Hagel was perceived as more reluctant to transfer detainees out of the prison and into other countries, which would have put him in conflict with the administration. Given that the chairman of the Senate Armed Services Committee, Sen. John McCain, R-Arizona, is looking to block efforts to close the prison, it is certainly an issue Carter will face at his hearing.
China's rise as a military power in the east is an issue that needs attention from the secretary of defense, and Zarate said Carter will have to grapple with questions about the U.S. force posture and how the U.S. relates to China as its main military competitor in the global arena.
John Schaus, a fellow in the CSIS International Security Program, wrote that Hagel was the member of the Obama administration who spent the most time and attention on the region with Secretary of State John Kerry heavily involved in the Middle East. The next defense secretary will have to play that role as well.
"Sustaining this effort to craft a security order in Asia that makes room for a rising China without crowding out rising countries in Southeast and South Asia will fall to the next Defense Secretary. He or she will need to re-assure Asian allies, deepen partnerships, and sustain dialogue with China," Schaus wrote. The goal, Schaus said, should be to develop proposals on maritime awareness, a more deliberate military exercise program, and cooperative technology research and development by the fall 2015 Association of Southeast Asian Nations defense ministers meeting.

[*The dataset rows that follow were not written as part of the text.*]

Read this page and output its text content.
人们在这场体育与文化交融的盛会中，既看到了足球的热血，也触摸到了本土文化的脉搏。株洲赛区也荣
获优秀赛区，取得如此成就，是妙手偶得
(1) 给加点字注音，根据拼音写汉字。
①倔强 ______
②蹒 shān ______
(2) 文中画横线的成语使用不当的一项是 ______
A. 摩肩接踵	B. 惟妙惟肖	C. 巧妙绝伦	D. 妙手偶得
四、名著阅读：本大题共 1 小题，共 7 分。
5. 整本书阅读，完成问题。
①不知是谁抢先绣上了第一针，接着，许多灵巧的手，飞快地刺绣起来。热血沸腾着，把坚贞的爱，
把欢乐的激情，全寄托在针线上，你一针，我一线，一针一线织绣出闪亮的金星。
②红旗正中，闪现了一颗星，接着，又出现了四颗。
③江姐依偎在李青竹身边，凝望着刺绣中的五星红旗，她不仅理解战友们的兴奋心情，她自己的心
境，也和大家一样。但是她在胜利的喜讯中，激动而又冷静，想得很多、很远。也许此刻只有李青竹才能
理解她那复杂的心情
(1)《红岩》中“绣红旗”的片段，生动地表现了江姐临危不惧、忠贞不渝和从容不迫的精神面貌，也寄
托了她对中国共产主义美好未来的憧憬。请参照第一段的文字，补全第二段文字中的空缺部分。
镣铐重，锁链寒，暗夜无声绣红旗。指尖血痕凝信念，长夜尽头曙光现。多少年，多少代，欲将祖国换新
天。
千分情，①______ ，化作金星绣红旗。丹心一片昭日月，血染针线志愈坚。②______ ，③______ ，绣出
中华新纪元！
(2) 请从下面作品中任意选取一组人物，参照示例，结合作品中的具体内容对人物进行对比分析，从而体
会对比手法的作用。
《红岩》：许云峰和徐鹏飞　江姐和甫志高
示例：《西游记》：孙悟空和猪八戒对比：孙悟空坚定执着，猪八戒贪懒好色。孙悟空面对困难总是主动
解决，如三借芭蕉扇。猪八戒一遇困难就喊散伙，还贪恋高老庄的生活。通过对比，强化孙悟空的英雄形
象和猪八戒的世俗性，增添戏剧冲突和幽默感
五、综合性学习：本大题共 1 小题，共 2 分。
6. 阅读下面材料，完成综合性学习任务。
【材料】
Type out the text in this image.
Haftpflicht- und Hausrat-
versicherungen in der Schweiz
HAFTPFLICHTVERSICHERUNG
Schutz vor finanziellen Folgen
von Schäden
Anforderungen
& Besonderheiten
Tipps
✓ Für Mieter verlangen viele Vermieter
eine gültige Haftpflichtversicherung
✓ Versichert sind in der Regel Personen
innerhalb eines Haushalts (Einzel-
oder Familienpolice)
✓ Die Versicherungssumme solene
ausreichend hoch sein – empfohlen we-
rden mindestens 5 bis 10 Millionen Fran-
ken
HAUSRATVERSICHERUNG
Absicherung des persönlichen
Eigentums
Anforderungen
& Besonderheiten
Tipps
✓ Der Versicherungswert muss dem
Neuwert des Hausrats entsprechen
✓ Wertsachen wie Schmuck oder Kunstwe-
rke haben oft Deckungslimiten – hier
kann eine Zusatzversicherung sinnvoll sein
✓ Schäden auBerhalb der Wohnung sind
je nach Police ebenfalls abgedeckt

The hacking of Sony Pictures and recent cyber attacks on companies like Target and Home Depot has brought cybersecurity to the forefront of U.S. attention, just as Carter gets ready to take over the Defense Department. With cyber command and the National Security Agency under Defense Department control, Carter will have to consider the best way for the U.S. to protect its defense systems and contractors and craft a larger strategy for dealing with an environment where cyber tools and warfare are proliferating, Zarate said.
The Defense Department has now seen years of budget cuts due to sequestration, and Carter will likely face the same challenges that Hagel had in terms of securing funding for all of the department's priorities. Still, having spent seven years at the Pentagon, part of that time in charge of procurement, Carter knows the Defense budget better than most.
One major challenge he will have is defending President Obama's $585 billion FY2016 budget request on Capitol Hill even though he had no role in crafting it, wrote Ryan Crotty, the Deputy Director for Defense Budget Analysis in the International Security Program at CSIS. But he will have a hand in the FY2017 budget, the last of the Obama's administration.
"The job of the next Secretary Defense in the budget sphere will be to continue to hold the line that the administration has pushed for the last three years: the need to budget above the Budget Control Act caps and to make cuts and reforms that help rationalize and balance the defense program. Success of even these modest aims ultimately rests in the hands of Congress," Crotty wrote.
Zarate said he will also have to think strategically about the Defense Department's future despite the budget crunch.
"We need to be investing for our capabilities not for tomorrow or the next year but for five, ten, 15, 20 years down the road to make sure we have not just the right personnel and the right training but the right type of equipment and technology that keeps us ahead of the enemies," Zarate said.